One "scientific" study certainly seems to think so.
Perhaps you were that baby. You know, the one your parents could never get to fall asleep no matter what they tried. Not even your favorite stuffed animal could do the trick, but Honda, for some odd reason, figures it has the solution: engine sounds. Seriously.
Honda in Japan has just released this video detailing its supposed "scientific" study that proved restless babies love the sound of its engines. Honda had the engine recordings of 37 vehicles, including a 1965 T360 pickup truck, an S200 roadster, and the 2019 Acura NSX, sewn into the insides of a stuffed Honda S600 coupe toy with a Bluetooth speaker.
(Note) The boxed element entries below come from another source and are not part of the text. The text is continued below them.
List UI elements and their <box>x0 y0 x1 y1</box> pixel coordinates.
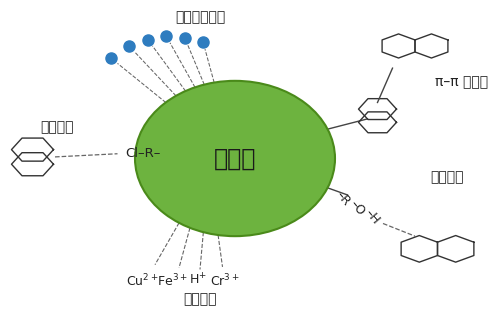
Text: 范德华力作用: 范德华力作用 <box>175 10 225 24</box>
Text: Cu$^{2+}$: Cu$^{2+}$ <box>126 273 158 289</box>
Text: 氢键作用: 氢键作用 <box>430 171 464 184</box>
Text: 静电作用: 静电作用 <box>183 293 217 307</box>
Text: Cl–R–: Cl–R– <box>125 147 160 160</box>
Text: –H: –H <box>362 207 382 227</box>
Text: –R: –R <box>332 188 352 208</box>
Text: H$^{+}$: H$^{+}$ <box>188 273 206 288</box>
Text: Fe$^{3+}$: Fe$^{3+}$ <box>157 273 188 289</box>
Text: π–π 键作用: π–π 键作用 <box>435 75 488 89</box>
Text: 垄素键合: 垄素键合 <box>41 120 74 134</box>
Ellipse shape <box>135 81 335 236</box>
Text: –O: –O <box>348 197 368 218</box>
Text: 微塑料: 微塑料 <box>214 146 256 171</box>
Text: Cr$^{3+}$: Cr$^{3+}$ <box>210 273 240 289</box>
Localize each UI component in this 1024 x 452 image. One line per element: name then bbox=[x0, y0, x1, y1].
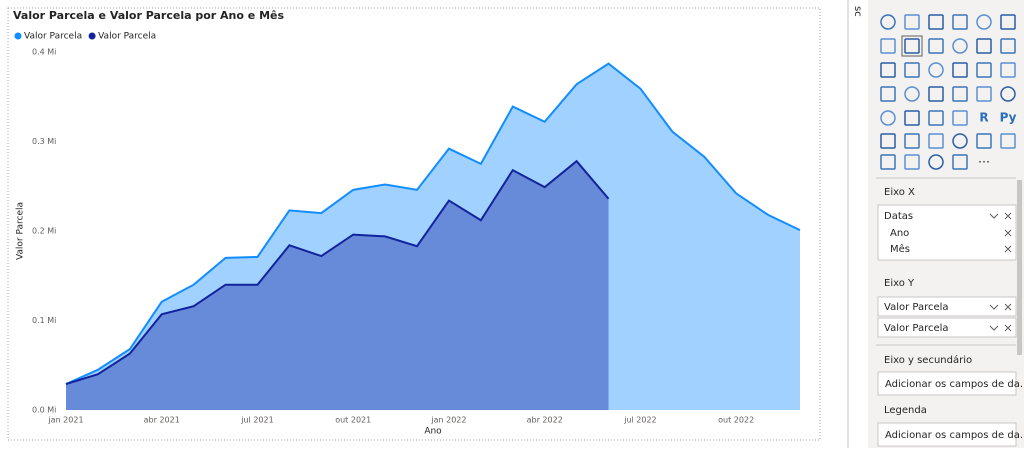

It's called the Sound Sitter and parents can operate its buttons remotely. A total of 12 babies were monitored when they were uncomfortable for whatever reason(s) for two minutes while the Sound Sitter revved for two minutes when placed next to them. Honda claims 11 out of the 12 babies used for this "study" became calm thanks to the Sound Sitter and, more specifically, it was the NSX's twin-turbo 3.5-liter V6 sound they loved most. How come?
Honda believes it's because this particular engine sound best replicates the hums a baby hears inside its mother's womb. Again, none of this is scientifically proven and it's really a Honda promotional bit more than anything else, though it does make some reference to a few studies claiming womb-like sounds are useful for calming.
It claims it wanted to help manage the trouble parents go through with infants because it's "a company that supports mobility." According to its Japanese language website, there are no plans, at least not now, to market the Sound Sitter anywhere. Chances are most parents wouldn't even bother buying something like this, unless one or both are gearheads.